Just like the vanilla CLI, you can limit the Nextflow computation to specific features! You are allowed to pass the --features or --tier parameters dynamically through Nextflow:

nextflow run nextflow/main.nf \
  ...
  --features "AtacOnTarget,FSCOnTarget"

Profiling & Scaling (SLURM)

Because kreview accesses thousands of files aggressively using DuckDB, network filesystem socket limits (Ulimit N) behave entirely differently between a desktop Mac and a remote HPC SLURM cluster.

1. Local (Docker)

nextflow run ... -profile docker

When operating locally, nextflow.config strictly maps docker.runOptions = '-v /:/' to guarantee absolute URI paths don't break the container's volume map. It safely hardcaps --chunk-size at 50 to defend local Posix max-file limits.

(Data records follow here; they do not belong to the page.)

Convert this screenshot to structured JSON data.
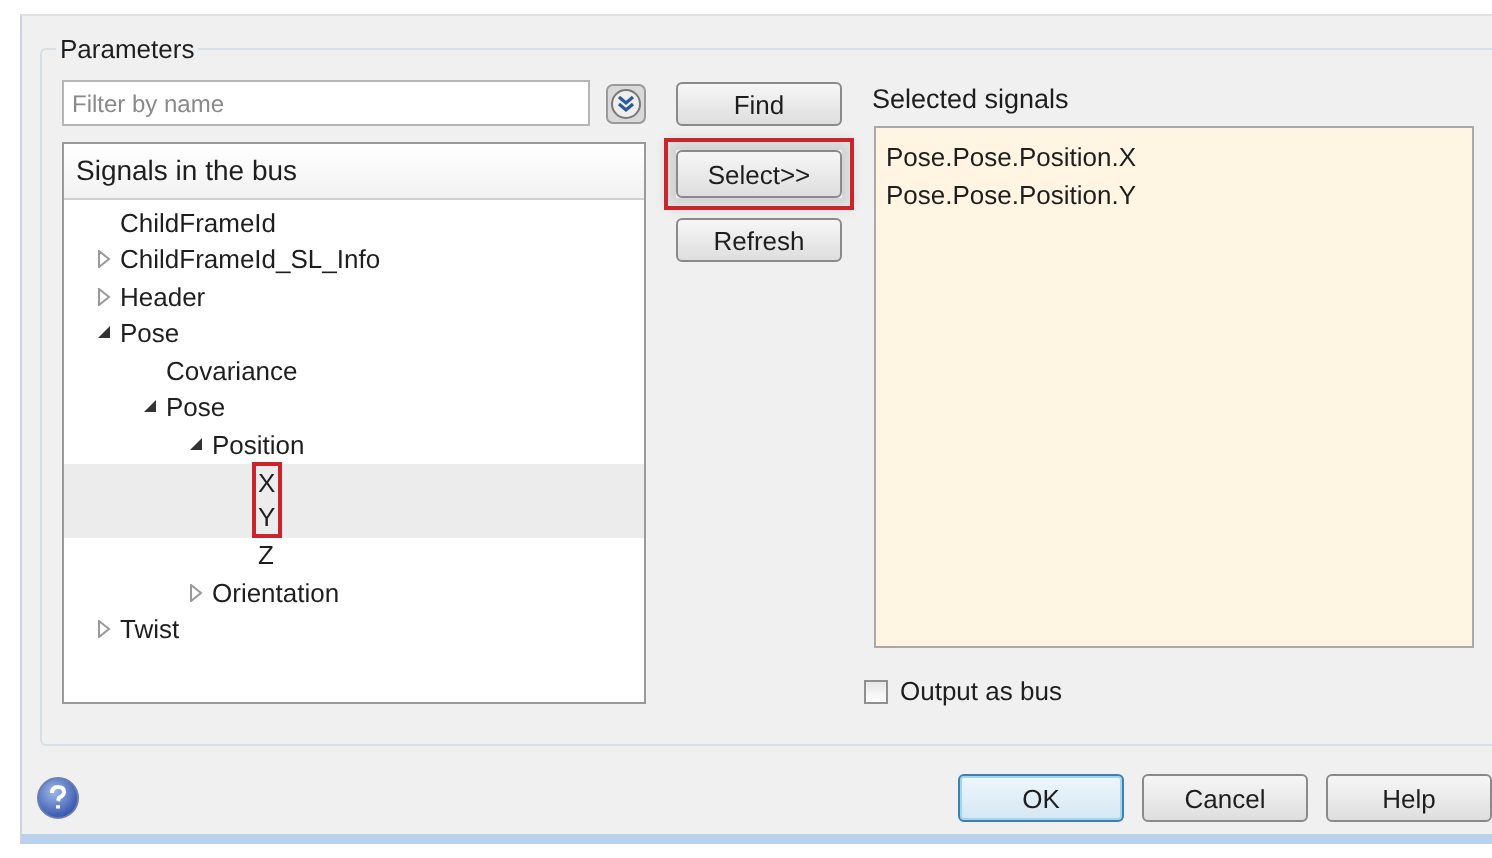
{
  "group": {
    "title": "Parameters"
  },
  "filter": {
    "placeholder": "Filter by name"
  },
  "tree": {
    "header": "Signals in the bus",
    "items": [
      {
        "label": "ChildFrameId",
        "selected": false,
        "highlighted": false
      },
      {
        "label": "ChildFrameId_SL_Info",
        "expanded": false,
        "selected": false,
        "highlighted": false
      },
      {
        "label": "Header",
        "expanded": false,
        "selected": false,
        "highlighted": false
      },
      {
        "label": "Pose",
        "expanded": true,
        "selected": false,
        "highlighted": false,
        "children": [
          {
            "label": "Covariance",
            "selected": false,
            "highlighted": false
          },
          {
            "label": "Pose",
            "expanded": true,
            "selected": false,
            "highlighted": false,
            "children": [
              {
                "label": "Position",
                "expanded": true,
                "selected": false,
                "highlighted": false,
                "children": [
                  {
                    "label": "X",
                    "selected": true,
                    "highlighted": true
                  },
                  {
                    "label": "Y",
                    "selected": true,
                    "highlighted": true
                  },
                  {
                    "label": "Z",
                    "selected": false,
                    "highlighted": false
                  }
                ]
              },
              {
                "label": "Orientation",
                "expanded": false,
                "selected": false,
                "highlighted": false
              }
            ]
          }
        ]
      },
      {
        "label": "Twist",
        "expanded": false,
        "selected": false,
        "highlighted": false
      }
    ]
  },
  "actions": [
    {
      "label": "Find",
      "highlighted": false
    },
    {
      "label": "Select>>",
      "highlighted": true
    },
    {
      "label": "Refresh",
      "highlighted": false
    }
  ],
  "selected_signals": {
    "title": "Selected signals",
    "items": [
      "Pose.Pose.Position.X",
      "Pose.Pose.Position.Y"
    ]
  },
  "output_as_bus": {
    "label": "Output as bus",
    "checked": false
  },
  "footer_buttons": [
    {
      "label": "OK",
      "default": true
    },
    {
      "label": "Cancel",
      "default": false
    },
    {
      "label": "Help",
      "default": false
    }
  ]
}
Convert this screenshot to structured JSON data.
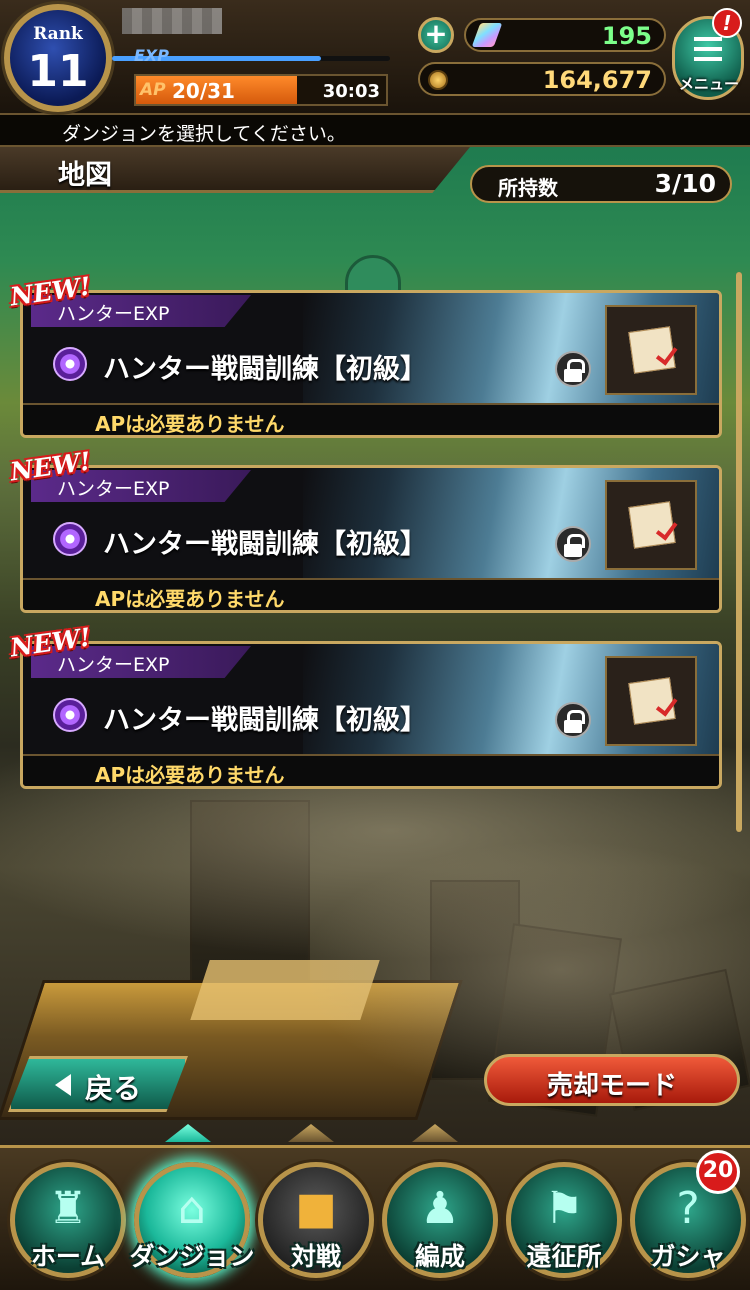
{
  "header": {
    "rank_label": "Rank",
    "rank_value": "11",
    "exp_label": "EXP",
    "exp_progress": 0.75,
    "ap_label": "AP",
    "ap_value": "20/31",
    "ap_progress": 0.645,
    "ap_timer": "30:03",
    "plus_symbol": "+",
    "gems": "195",
    "coins": "164,677",
    "menu_label": "メニュー",
    "menu_alert": "!"
  },
  "instruction": "ダンジョンを選択してください。",
  "title": "地図",
  "owned": {
    "label": "所持数",
    "value": "3/10"
  },
  "dungeons": [
    {
      "new_badge": "NEW!",
      "tag": "ハンターEXP",
      "name": "ハンター戦闘訓練【初級】",
      "ap_text": "APは必要ありません"
    },
    {
      "new_badge": "NEW!",
      "tag": "ハンターEXP",
      "name": "ハンター戦闘訓練【初級】",
      "ap_text": "APは必要ありません"
    },
    {
      "new_badge": "NEW!",
      "tag": "ハンターEXP",
      "name": "ハンター戦闘訓練【初級】",
      "ap_text": "APは必要ありません"
    }
  ],
  "buttons": {
    "back": "戻る",
    "sell_mode": "売却モード"
  },
  "tabs": [
    {
      "label": "ホーム",
      "icon": "home-castle-icon",
      "state": "normal"
    },
    {
      "label": "ダンジョン",
      "icon": "dungeon-gate-icon",
      "state": "active"
    },
    {
      "label": "対戦",
      "icon": "padlock-icon",
      "state": "locked"
    },
    {
      "label": "編成",
      "icon": "party-formation-icon",
      "state": "normal"
    },
    {
      "label": "遠征所",
      "icon": "flag-icon",
      "state": "normal"
    },
    {
      "label": "ガシャ",
      "icon": "gacha-question-icon",
      "state": "normal"
    }
  ],
  "gacha_badge": "20",
  "colors": {
    "accent_gold": "#c9a860",
    "teal": "#1bb89a",
    "gem_green": "#7cff8a",
    "coin_yellow": "#ffd97a",
    "alert_red": "#d81b1b"
  }
}
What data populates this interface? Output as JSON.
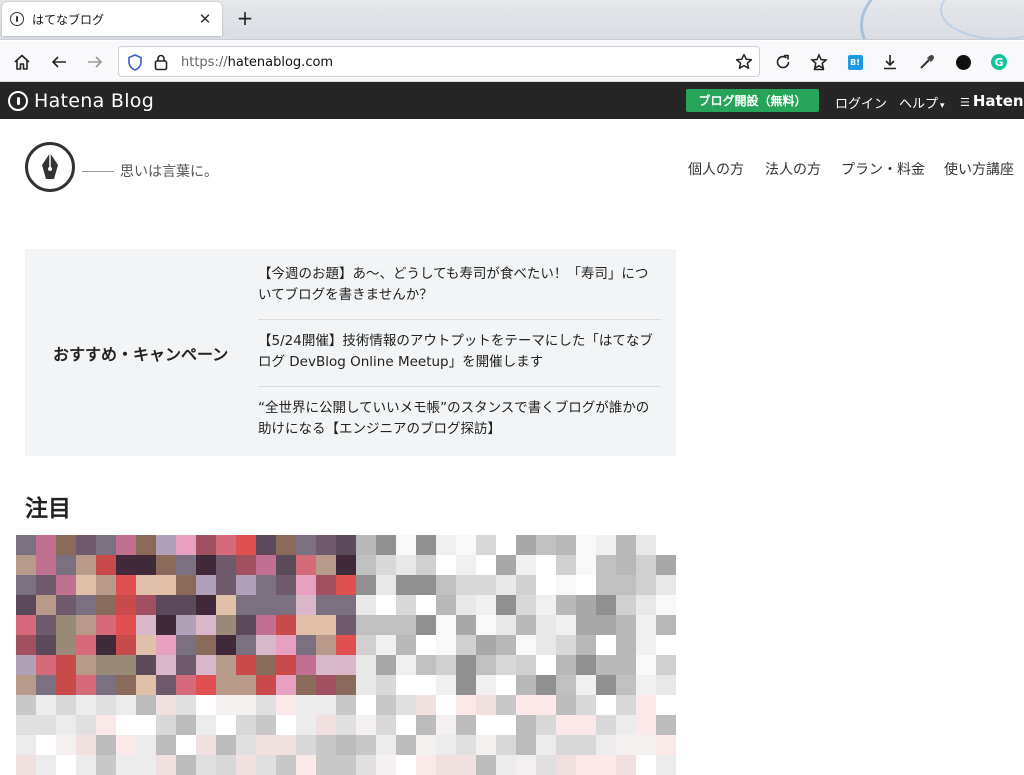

2. High-Performance Computing (SLURM)

Two SLURM profiles are available:

Profile	Partition	Use Case
`slurm`	Generic	Default SLURM submission
`iris`	`cmobic_short` (3h)	MSK IRIS cluster with Singularity, auto-tuned CV and SHAP

nextflow run ... -profile iris

The iris profile invokes Singularity (via autoMounts = true), targets the cmobic_short partition, and overrides the fallback logic. The configuration aggressively sets --chunk-size 500 to maximize network ingestion speeds on hardware that naturally supports 102400 open network sockets. It also auto-tunes cv_folds=10 and shap_samples=5000 for production quality.

IRIS Compute Nodes Lack Internet

On IRIS, compute nodes cannot pull containers from GHCR. Use a local clone of the kreview repo instead of the -r GitHub remote:

nextflow run /usersoftware/shahr2/github/kreview/nextflow/main.nf ...

Singularity images are cached to ~/.singularity_cache/ on the login node.

Averting Path-Staging Collapse

If Nextflow were allowed to behave natively, it would attempt to symlink all 14,000 Krewlyzer .parquet target output files independently into the isolated .work/ module directory. This mathematically guarantees a localized freeze or file-limit crash on practically all operating systems.

To fundamentally solve this problem:

The kreview Nextflow module (run.nf) completely bypasses standard path file orchestration for the target Krewlyzer output. It captures --krewlyzer_dir exactly as an absolute Native val String, sending it securely inside the Python container.

You can safely drop either an absolute directory path or the explicit path to a manifest.txt file directly into the --krewlyzer_dir mechanism!